Définitions et rôles

Paul et Jean ont entendu parler d'une disparition des délégués du personnel et des comités d'entreprise. Ils se demandent ce qu'il en est. Plus généralement, ils souhaiteraient dresser un petit lexique des acteurs de la représentation salariale à distribuer aux divers salariés.

Actuellement, les institutions représentatives du personnel sont :
Moins de 11 salariés  
De 11 à 49 salariés Délégués du personnel (DP)
50 salariés et plus
  • Délégués du personnel (DP)
  • Comité d'entreprise (CE)
  • Comité d'hygiène et de sécurité des conditions de travail (CHSCT)
Au plus tard le 1er janvier 2020, les institutions représentatives du personnel seront :
Moins de 11 salariés  
De 11 à 49 salariés Comité social et économique (CSE) sans personnalité civile
50 salariés et plus Comité social et économique (CSE) doté de la personnalité civile
C. trav., art. L. 2315-23

Sources : ord. n° 2017-1386 du 22 sept. 2017, JO du 23 ; ord. n° 2017-1718 du 20 déc. 2017, JO du 21 ; loi n° 2017-217 du 29 mars 2018, JO du 31

Délégués du personnel

Élus dans les structures de 11 salariés et plus, les délégués du personnel (DP) ont notamment pour missions d'adresser à l'employeur toutes les réclamations individuelles et collectives liées à l'application de la réglementation du travail (Code du travail, convention collective, hygiène et sécurité, salaires, durée du travail, etc.).

A défaut de comité d'entreprise, les DP peuvent, par exemple, être consultés sur les licenciements économiques.

Comité d'entreprise

La mise en place d'un comité d'entreprise (CE) est obligatoire dans les structures employant au moins 50 salariés.
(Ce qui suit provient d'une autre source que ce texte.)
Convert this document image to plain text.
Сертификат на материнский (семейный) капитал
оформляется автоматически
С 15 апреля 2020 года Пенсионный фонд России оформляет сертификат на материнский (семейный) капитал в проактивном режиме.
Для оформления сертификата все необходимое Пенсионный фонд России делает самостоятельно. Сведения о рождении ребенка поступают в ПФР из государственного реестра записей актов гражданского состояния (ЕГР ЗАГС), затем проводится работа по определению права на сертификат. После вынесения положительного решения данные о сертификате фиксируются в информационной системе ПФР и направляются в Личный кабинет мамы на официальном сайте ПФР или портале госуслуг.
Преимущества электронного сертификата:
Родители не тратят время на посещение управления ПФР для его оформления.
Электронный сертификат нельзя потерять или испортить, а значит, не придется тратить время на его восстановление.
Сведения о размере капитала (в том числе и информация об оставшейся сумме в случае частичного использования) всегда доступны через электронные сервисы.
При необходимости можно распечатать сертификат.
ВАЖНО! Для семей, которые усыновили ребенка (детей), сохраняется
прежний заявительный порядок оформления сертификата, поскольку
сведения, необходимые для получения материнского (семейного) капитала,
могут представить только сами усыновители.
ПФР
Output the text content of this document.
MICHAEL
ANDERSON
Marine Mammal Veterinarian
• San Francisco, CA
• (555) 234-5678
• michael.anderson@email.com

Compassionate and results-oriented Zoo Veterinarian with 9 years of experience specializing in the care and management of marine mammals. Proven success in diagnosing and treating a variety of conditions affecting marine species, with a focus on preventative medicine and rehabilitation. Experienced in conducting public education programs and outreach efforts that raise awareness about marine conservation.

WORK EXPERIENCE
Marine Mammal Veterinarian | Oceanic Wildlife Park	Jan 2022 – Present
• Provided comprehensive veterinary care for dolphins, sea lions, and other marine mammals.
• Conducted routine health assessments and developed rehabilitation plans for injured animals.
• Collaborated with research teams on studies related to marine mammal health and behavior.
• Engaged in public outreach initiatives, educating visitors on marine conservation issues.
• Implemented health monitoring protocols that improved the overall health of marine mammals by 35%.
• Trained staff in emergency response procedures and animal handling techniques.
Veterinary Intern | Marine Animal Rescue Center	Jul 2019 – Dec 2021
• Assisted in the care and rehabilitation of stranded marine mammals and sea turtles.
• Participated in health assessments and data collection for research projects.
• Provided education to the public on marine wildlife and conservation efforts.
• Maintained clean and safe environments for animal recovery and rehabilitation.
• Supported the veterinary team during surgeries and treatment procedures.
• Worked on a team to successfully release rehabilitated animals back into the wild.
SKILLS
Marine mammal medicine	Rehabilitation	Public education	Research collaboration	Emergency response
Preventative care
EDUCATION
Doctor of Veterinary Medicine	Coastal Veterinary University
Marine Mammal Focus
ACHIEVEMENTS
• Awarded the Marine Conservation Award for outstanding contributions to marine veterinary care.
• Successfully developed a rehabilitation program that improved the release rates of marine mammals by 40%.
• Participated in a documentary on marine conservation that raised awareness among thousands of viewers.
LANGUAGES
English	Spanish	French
Il est composé :

  • du chef d'entreprise,
  • des représentants du personnel élus pour quatre ans et,
  • du représentant de chaque organisation syndicale représentative dans l'association.

Ces différentes institutions vont progressivement disparaître pour être regroupées dans un comité social et économique (CSE) créé par l'ordonnance n° 2017-1386 du 22 septembre 2017. Cette évolution est extrêmement importante. Quel que soit l'effectif de l'association, la fusion automatique des délégués du personnel, du comité d'entreprises et du comité d'hygiène, de sécurité et des conditions de travail au sein d'une nouvelle instance est obligatoire.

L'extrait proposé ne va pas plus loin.